We have been using heat from under the earth’s surface for bathing and wellness purposes for thousands of years. The Italians took it a step forward in 1902 with the opening of the Larderello field when for the first time geothermal heat, as is known, was used to power steam turbines and to generate electricity. Since then over 13GW of geothermal electricity generation capacity has gone online worldwide but it is still a niche power generation technology accounting for less than 0.5% of global electricity generation. One invention, however, plasma drilling, may change all that and could lead to a geothermal energy revolution.
Geothermal production normally involves harnessing the heat from naturally occurring water reservoirs, which are about 1,000 m to 3,000 m below the surface of the earth. The hot water and (or) steam is extracted through wells and pumped to the earth’s surface where it is used to power a turbine to generate electricity. Once the heat has been extracted the water and (or) steam is pumped back into the reservoir where it is reheated for future use. The beauty of geothermal power generation is that it is renewable and can produce power 24/7 with the possibility to use excess heat for industrial and building heating purposes, and if the geothermal resource is managed properly it can provide cheap and clean energy for decades.
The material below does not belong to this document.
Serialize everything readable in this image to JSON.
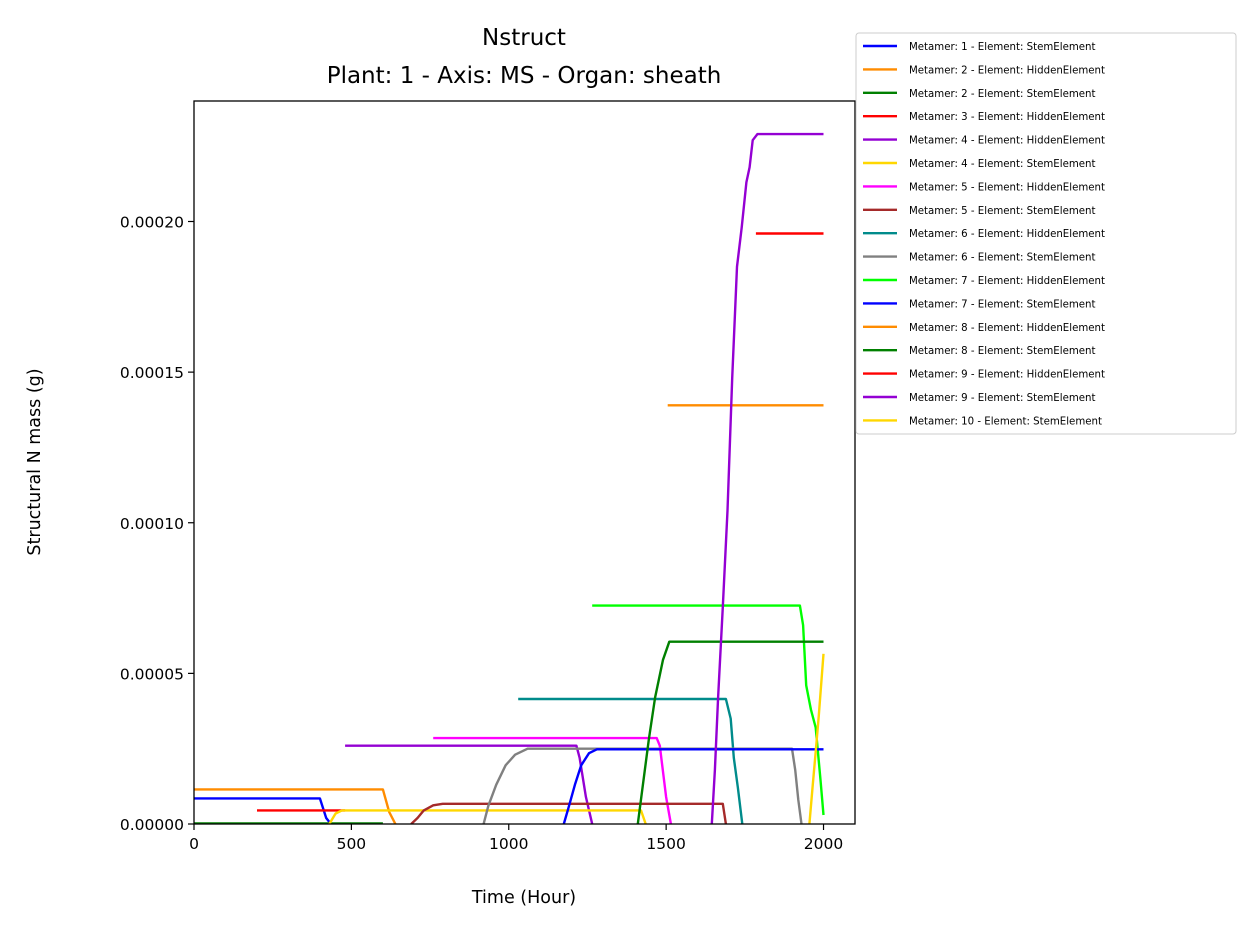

Currently, geothermal energy is only really viable in countries which have geothermal sources close to the surface, such as Iceland. There are significant unexploited resources in places such as in Central America but the process of drilling and then the managing of the geothermal asset is complex and capital intensive. The result is that only a few hundred megawatts of geothermal production are installed globally as opposed to tens of thousands of megawatts of solar and wind. One sure way to change this situation is to reduce the cost of drilling and increase the depth that can be drilled which is where plasma drilling comes in.
Today, drilling machines bore their way through stone and the earth’s crust which is not only expensive and time consuming but also very complex, noting that deep drilling often causes minor earthquakes and other stresses such as on water. Plasma drilling offers an interesting alternative, the idea being that a contactless tool with a rotating plasma arc literally burns its way, at temperatures of up to 6,000 °C, through anything in its path. This lowers the risk of earthquakes, due to the lack of shaking, while enabling drilling at depths below 3,000 m. Going forward, if plasma drilling can be shown to be cost effective then we may be able to tap into the massive heat energy trapped in the earth’s crust, and if that happens then geothermal energy may become a major energy source across the globe.